Steve has very fond memories of this band and the close friendship and shared goals we had between us. It was a joy for Steve to play in a band with 4 such talented musicians all keen to experiment and be different. He always felt he had to work really hard to keep up with appearing-to-be natural talents of the rest of the band. Dave was developing incredible skills on the drumkit, Pete was a real natural with rhythm and a great addition to the humour aspect of the set. Steve was a gift natural on the bass, such a good feel and Debbie was wonderful singer and had amazing feel and talents on the keyboards too.

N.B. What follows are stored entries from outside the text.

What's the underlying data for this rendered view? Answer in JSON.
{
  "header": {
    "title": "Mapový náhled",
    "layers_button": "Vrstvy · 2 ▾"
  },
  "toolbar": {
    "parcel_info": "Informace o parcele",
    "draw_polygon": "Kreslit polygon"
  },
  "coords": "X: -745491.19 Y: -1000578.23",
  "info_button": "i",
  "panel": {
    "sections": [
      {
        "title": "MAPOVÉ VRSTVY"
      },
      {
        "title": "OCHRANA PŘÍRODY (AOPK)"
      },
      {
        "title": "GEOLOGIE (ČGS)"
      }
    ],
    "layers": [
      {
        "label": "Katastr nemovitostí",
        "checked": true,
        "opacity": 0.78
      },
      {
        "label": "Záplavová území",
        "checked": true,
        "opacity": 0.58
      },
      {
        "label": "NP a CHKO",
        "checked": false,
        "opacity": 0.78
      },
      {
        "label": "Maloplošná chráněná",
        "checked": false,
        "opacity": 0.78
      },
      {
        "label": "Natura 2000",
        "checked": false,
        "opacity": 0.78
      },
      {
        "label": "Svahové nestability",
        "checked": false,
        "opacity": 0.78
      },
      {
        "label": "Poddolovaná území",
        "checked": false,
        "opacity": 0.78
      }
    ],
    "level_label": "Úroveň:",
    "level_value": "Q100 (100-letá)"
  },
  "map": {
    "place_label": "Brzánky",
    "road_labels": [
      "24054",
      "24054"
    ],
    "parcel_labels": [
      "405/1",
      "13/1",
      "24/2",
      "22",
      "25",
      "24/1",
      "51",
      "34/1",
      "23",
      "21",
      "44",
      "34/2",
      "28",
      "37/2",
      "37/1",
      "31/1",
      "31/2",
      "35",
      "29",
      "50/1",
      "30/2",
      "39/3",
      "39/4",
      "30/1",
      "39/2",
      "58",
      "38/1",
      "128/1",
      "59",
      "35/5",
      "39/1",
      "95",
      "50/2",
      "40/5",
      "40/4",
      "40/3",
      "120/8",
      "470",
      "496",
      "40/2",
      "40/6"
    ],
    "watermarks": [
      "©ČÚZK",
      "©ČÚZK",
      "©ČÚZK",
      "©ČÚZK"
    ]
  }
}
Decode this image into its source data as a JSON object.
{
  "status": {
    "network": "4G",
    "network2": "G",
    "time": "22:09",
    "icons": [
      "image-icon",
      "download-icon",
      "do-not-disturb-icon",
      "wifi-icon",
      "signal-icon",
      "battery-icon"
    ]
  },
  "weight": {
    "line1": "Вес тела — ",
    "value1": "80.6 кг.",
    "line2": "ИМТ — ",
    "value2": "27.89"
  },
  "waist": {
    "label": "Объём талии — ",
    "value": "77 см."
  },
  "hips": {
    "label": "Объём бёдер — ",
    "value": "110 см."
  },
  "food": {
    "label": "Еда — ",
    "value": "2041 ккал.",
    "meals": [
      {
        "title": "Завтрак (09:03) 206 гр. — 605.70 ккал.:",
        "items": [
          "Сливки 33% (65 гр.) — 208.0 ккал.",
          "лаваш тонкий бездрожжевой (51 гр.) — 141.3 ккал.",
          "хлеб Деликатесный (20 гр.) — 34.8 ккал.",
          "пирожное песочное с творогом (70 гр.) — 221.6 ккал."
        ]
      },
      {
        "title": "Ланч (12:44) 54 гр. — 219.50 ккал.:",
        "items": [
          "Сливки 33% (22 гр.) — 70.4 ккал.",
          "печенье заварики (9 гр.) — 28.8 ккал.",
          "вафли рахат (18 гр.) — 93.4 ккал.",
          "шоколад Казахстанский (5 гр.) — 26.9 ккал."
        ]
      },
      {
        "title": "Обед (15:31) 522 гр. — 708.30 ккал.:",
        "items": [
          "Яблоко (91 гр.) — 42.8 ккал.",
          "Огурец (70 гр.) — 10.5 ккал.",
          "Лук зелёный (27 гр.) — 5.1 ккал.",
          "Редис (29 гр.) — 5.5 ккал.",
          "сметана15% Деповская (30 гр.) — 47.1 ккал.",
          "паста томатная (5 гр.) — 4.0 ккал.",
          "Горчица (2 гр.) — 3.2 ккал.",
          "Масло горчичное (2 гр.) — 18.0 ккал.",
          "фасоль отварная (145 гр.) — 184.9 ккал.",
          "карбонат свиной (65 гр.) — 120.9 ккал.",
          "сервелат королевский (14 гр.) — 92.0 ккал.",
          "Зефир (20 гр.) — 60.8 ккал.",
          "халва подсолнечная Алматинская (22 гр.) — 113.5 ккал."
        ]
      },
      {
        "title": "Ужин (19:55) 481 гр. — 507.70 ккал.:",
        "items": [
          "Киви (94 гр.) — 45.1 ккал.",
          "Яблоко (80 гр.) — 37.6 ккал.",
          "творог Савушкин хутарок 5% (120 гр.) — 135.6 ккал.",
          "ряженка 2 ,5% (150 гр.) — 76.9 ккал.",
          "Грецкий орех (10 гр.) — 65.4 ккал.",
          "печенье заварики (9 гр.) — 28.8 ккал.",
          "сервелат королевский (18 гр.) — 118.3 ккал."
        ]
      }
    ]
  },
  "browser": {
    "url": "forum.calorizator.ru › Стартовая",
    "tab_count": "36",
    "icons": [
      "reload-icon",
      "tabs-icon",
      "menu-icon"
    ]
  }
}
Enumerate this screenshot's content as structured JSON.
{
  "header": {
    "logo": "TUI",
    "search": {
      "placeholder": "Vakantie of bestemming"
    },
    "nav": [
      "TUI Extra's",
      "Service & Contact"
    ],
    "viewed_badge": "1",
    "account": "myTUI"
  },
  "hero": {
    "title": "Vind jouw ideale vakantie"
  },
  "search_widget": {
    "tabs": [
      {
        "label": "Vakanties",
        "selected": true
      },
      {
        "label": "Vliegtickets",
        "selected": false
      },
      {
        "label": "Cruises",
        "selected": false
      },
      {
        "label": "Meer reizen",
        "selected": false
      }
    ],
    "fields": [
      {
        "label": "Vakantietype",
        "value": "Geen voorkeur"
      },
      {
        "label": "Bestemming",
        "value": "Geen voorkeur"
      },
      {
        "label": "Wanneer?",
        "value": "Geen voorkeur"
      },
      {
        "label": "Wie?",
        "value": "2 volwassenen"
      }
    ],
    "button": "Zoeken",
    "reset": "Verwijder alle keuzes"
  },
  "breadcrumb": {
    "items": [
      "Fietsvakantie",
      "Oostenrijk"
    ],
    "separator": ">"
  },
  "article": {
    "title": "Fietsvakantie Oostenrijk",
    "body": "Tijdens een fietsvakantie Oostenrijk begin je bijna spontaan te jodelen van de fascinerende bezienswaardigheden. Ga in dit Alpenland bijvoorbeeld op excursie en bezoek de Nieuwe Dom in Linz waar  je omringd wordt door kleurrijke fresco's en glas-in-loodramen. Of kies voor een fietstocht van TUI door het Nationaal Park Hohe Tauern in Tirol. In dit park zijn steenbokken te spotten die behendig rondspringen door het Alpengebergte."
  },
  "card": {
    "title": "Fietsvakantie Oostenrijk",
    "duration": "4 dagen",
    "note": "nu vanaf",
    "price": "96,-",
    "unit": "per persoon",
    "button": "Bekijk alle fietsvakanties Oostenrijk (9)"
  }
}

It was a shame that the band split up when it did, we were becoming very popular in a niche market and could have got many bookings across the uk and at festivals. Sadly, no definitive recording exists of the band. A studio would have been to expensive and complex to record at, at the time. Steve did have a 4 track and ‘almost’ completed a recording before the band stopped.

Someone also did a bootleg recording of the band at a concert in Coventry and has posted on soundcloud (with text 'No idea of the titles, so they were just called Exotic Narcotic. Very theatrical performance from an excellent band. Whatever happened to them?' which made me smile! I'm here!, link attached.





There is also a video recording of the same concert, except the tape ran out at about half way through, and the VHS camcorders didn’t pick up very well on the weird lighting show (it wasn’t that dark in real life!) – link to this on youtube.


















Steve maybe hopes to revamp the 4 track at some point, if any demand, but it needs a lot of work to bring it up to todays expected minimum standards of audio quality.